AI is detrimental to artists

Published: Last Updated on

According to Harvard University, artificial intelligence began to take root in the United States in the early to middle 20th century. There are several uses for AI in 2023, but recently there has been an emergence of AI generated art, which has caused a controversy for artists and critics alike. 

Digital art has been around since the 1980s, according to Tate, which has similarities to AI generated art. The major difference, especially for artists, is that when it comes to digital art, they are still the ones creating the art and putting meaning into it; with art made by AI; however, there is no person putting meaning into it, but rather a machine taking aspects of artists’ work and generating its own.

According to American Scientist, since a computer cannot put feelings into art, this new phenomenon brings into question the very nature of what art is. One of the definitions for the word ‘art’ in the Merriam-Webster Dictionary is “the conscious use of skill and creative imagination especially in the production of aesthetic objects.” Given this definition, the art that is produced via AI would not be considered art at all. Without consciousness and creative imagination, there is a beauty that comes from creating that is lost when the humanity of the artist is taken out of the picture.
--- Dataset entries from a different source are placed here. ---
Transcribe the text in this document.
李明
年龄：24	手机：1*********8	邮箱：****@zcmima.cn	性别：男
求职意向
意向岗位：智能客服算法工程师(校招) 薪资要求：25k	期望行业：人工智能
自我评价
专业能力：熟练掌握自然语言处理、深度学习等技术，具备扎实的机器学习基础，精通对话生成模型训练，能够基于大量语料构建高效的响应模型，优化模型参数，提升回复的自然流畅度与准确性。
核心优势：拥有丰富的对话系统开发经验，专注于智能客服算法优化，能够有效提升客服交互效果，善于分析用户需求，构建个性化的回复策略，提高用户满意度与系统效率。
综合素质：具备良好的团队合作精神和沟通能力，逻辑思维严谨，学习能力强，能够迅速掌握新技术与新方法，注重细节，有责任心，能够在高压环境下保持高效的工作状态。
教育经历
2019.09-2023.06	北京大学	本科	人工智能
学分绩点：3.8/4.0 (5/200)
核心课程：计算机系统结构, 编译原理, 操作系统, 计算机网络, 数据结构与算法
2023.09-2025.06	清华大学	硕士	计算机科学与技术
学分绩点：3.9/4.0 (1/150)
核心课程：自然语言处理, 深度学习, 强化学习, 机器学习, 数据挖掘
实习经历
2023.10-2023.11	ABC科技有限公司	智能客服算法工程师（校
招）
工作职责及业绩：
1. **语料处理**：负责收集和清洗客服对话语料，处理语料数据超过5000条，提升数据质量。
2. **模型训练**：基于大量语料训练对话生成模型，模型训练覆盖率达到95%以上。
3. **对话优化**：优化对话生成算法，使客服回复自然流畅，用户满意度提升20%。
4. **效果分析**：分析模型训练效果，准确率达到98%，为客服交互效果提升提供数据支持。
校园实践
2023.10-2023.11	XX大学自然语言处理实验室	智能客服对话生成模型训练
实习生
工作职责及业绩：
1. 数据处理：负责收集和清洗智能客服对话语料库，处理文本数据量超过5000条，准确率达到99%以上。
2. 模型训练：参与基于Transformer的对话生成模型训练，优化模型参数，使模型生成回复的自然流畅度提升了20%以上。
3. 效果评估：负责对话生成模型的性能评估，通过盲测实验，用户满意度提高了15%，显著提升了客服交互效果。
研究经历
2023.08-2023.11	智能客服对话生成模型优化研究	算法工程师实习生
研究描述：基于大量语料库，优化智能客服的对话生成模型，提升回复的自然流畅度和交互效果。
Regardless, this new phenomenon is still referred to as art, according to CNN. As someone who has been creating art my entire life, I think that the process of creating art and the stories that can come from artists are some of the most valuable components of art itself. With that said, I find it incredibly difficult to consider something produced by AI art in the same way I would label art made by a human being art. 

In addition to the question of whether AI generated art can be considered art at all, there is a pressing ethical dilemma in the way that the AI derives its art. According to the Canadian Broadcasting Corporation, apps that create art by using AI do so by gathering data from other artists’ work without their permission to do so. This can be frustrating for artists who spend hours pouring their heart into their work only to see that a computer could generate something similar in a matter of seconds. Additionally, there have been artists that have looked into the copyright laws regarding their work being used in the creation of AI generated art—however, since the work being created by the AI only closely resembles artists’ original work and does not copy it, there is not a viable avenue for artists to take in terms of copyright.

As well as there are concerns from artists regarding their intellectual property, there are also concerns that AI generated art will take away jobs from working artists, according to Forbes. Artists are often employed in movies and video games for animation purposes, but if a computer can do their job more quickly and without pay, why would movie companies keep real people around? Although this is just speculation, there is a major concern amongst working artists that they could be replaced by AI soon. 

According to a study done in 2019 by the University of Oxford, the researchers predicted that up to 30% of jobs could be replaced by AI by the year 2030. One of the main takeaways from this study, however, was that AI could become a tool for artists to use rather than a replacement for them. Oxford Internet Institute researcher Anne Ploin said that artistic creativity is about making choices to deliver a message to an audience, which is something that machines cannot replicate. 

As AI becomes more pervasive in our society, jobs for artists will continue to be at risk. Whether AI art is ethical or not remains a debate as artists fight for intellectual ownership and credit for their art. Personally, I think it is unethical for AI to create art that takes input from and mirrors art that comes from art done by real people.